Recent Recordings by Area Jazz Artists

Drummer and composer Gerald Cleaver has been in demand by bandleaders since his days in Detroit, but is also a leader of several musical groups, including Uncle June, Black Host, and the septet Violet Hour. The last of these draws upon current and former members of the Detroit area scene, consisting of Andrew Bishop (soprano saxophone, bass clarinet, tenor saxophone), J. D. Allen (tenor saxophone), Jeremy Pelt (trumpet), Ben Waltzer (piano), Chris Lightcap (bass), and the leader on drums. The combo was featured on the 2007 studio album Detroit (Fresh Sounds), and has just released a new one, this time recorded in concert in New Haven, Connecticut, entitled Live at Firehouse 12 (Sunnyside SSC1565).

During this performance, Cleaver revisited five of his compositions from the previous album, and it is obvious that time has done nothing to harm the effectiveness of the material. This is a blowing session and all the participants clearly came to play with vigor. The solos are inspired throughout, with nice contrasts between the tenor saxophone styles of Allen and Bishop, the latter also impressing on soprano sax and particularly on the bass clarinet. Pelt plays with exhilaration, sometimes recalling the excitement offered by Freddie Hubbard in his prime, and the rhythm section drives hard throughout.

There is much variety here. Bishop’s various horns provide textural accents, and the collective passages and backgrounds behind soloists serve the music well. Cleaver and his cohorts can perform in a wide range of styles, from traditional jazz to widest borders of experimental music, but this is a testament to their love of straight ahead swinging, blowing jazz — even if on occasion they take the music into some of the outer limits.

Andrew Bishop appears again, albeit solely on tenor sax, on What Holds Us Up (PKO 080) by the Pete Siers Trio, with the leader on drums and Tad Weed on electric organ. The lineup seems to harken back to the classic tenor sax/organ trios of the middle of the last century, but this was definitely an update of the genre for our time. All three of the musicians have experience with the full range of jazz history and embrace a range of traditions to create something quite new here.

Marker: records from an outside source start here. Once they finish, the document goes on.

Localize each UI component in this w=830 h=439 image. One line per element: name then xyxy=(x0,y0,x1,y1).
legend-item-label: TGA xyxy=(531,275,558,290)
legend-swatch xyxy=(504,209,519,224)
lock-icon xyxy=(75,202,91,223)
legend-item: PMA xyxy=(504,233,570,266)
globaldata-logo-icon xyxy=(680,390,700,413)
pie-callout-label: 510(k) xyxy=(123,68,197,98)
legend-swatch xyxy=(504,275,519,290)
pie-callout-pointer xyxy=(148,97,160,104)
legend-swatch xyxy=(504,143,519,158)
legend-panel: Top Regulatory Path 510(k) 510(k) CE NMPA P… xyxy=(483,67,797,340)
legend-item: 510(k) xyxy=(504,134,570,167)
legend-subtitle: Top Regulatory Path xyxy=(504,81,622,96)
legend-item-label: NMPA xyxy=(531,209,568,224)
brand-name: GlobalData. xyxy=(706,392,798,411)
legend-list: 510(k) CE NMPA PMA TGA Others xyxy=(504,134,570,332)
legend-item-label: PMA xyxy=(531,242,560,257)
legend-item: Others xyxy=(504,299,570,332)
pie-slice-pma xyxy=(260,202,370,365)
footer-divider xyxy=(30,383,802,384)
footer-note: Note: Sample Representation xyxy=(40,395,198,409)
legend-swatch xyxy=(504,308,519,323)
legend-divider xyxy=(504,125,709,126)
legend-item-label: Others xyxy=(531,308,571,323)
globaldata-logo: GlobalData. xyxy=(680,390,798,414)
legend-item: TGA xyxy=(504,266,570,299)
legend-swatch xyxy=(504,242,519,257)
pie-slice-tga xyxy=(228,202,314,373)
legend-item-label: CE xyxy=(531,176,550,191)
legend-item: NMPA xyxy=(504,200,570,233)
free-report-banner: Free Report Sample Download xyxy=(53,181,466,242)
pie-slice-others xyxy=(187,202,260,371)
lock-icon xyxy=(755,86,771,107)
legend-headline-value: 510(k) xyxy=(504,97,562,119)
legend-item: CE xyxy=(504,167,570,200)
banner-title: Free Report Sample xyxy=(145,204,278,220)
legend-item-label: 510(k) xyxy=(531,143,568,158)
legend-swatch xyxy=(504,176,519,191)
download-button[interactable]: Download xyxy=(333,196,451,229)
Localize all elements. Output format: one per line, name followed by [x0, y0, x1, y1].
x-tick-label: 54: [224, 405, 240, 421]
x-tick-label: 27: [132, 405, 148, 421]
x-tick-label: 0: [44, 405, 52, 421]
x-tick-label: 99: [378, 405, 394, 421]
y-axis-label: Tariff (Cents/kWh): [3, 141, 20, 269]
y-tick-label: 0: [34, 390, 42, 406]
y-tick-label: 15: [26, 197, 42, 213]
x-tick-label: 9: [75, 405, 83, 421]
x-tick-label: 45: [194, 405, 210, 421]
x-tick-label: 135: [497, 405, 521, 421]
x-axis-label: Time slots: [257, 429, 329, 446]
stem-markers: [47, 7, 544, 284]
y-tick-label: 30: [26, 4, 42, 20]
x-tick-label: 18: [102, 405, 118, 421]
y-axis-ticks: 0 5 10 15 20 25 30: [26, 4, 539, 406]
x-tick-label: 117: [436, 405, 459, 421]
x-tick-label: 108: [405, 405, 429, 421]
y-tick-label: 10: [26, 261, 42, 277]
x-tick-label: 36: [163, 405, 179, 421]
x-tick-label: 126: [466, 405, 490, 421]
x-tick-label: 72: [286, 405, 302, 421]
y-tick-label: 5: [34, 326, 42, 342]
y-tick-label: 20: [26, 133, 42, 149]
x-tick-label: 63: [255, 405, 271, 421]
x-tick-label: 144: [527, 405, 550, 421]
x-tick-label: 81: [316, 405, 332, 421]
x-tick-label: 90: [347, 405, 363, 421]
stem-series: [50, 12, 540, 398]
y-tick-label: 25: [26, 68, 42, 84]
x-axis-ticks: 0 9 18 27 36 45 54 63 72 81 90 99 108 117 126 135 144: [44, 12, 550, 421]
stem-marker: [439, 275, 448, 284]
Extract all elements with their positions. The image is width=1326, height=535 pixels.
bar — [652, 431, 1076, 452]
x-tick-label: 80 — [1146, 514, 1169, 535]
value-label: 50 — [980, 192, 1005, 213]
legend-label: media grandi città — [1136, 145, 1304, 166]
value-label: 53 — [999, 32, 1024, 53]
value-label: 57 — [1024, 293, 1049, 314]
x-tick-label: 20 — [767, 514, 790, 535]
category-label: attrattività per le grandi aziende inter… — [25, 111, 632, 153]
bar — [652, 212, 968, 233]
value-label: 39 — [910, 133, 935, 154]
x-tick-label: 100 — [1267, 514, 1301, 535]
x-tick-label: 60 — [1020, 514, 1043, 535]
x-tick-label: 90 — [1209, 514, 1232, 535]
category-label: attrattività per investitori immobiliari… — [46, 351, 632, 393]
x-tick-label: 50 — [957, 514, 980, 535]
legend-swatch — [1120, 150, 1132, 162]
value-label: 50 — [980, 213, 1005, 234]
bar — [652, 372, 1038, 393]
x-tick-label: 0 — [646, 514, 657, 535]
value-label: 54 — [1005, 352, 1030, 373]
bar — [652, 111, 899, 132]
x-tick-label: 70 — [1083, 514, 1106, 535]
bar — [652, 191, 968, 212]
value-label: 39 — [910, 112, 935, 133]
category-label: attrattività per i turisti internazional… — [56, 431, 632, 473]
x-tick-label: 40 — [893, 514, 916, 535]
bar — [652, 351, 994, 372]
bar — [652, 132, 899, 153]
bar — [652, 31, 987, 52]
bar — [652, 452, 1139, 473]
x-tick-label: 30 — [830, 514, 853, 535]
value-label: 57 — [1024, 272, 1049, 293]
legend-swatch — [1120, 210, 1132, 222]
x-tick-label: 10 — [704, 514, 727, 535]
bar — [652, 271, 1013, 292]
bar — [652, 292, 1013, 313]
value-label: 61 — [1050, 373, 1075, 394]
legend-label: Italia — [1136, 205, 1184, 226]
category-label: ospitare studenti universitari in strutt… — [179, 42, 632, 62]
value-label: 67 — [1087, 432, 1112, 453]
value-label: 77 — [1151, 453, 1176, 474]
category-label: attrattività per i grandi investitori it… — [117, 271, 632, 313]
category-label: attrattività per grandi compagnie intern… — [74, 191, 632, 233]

The recital begins with Frank Catalano’s “Big Al’s Theme and Soul Dream,” but rather than a fast-paced head-on back-beat heavy riff soul tune, we hear the organ’s punctual notes with the saxophone exploring out sounds over it. Only slowly does the trio move into a groove and play the theme, much slower and funkier than the original. Throughout, Bishop creates a tense with his full use of the full range of the tenor, from top to bottom, with judicious use of extended techniques. Here, as throughout, the rich beauty of his unique instrumental sound, well captured by recording engineer Eric Sills, is well on offer. When Weed steps up to solo, he begins with classic soul organ, only to move on to more modern textures and harmonies, all the while swinging hard, propelled by Siers’ strong drums.

When tackling Thelonious Monk’s “Let’s Cool One,” one of his harmonically simplest tunes (based on the changes of “Just You Just Me”), the musicians avoid the obvious head-solos-head format. The tune begins out of tempo, with no obvious reference to what will follow. Weed finds some extreme sound on the organ only to move into a more traditional groove, with Bishop creating new melodies on the chord structure and it is only halfway through the song that hints are provided to its identity, only to move on to more harmonically rich explorations that move into distant territories and end on some perfectly timed extreme sounds. This is not so much “Let’s Cool One” as a compositionally varied but well-structured set of variations that explore this well-known song without ever precisely stating the theme (their adaptation of “Monk’s Dream” is similarly original).

Leroy Vinegar’s pensive “For Carl,” written in the memory of the pianist Carl Perkins, on the other hand, sticks perfectly to the melody, played with a longing sound by Bishop, with swinging, more mainstream in-the pocket solos. By the time we get to the final “Polkadots and Moonbeams,” it is a late night at the club, and everyone is in a laid-back ballad mood, satisfied with great music making and ready to pack it up and go home.

There are so many fine recordings issued every month that recitals like this one go unnoticed, which would be a shame as it presents a unique element in the discographies of all members of the trio, who seem to share original and complex compositional approaches. For Siers, it is one of the few documents of the more experimental side of his playing. For Bishop it is a fine example of his tremendous command of the tenor, of his seemingly unending technical resources, and of the emotionally embodied singularity of his sound. Hearing Tad Weed on the organ rather than his usual piano is a revelation; he seems to revel in the sonic possibilities of the instrument. Sadly, however, this may be the last document of his amazing musicianship on record as he left us only three months later. Listening to him here, one would never know how ill he was—his artistic commitment seems never to lag, and it serves as only one more reminder of how much he is missed by so many in our community.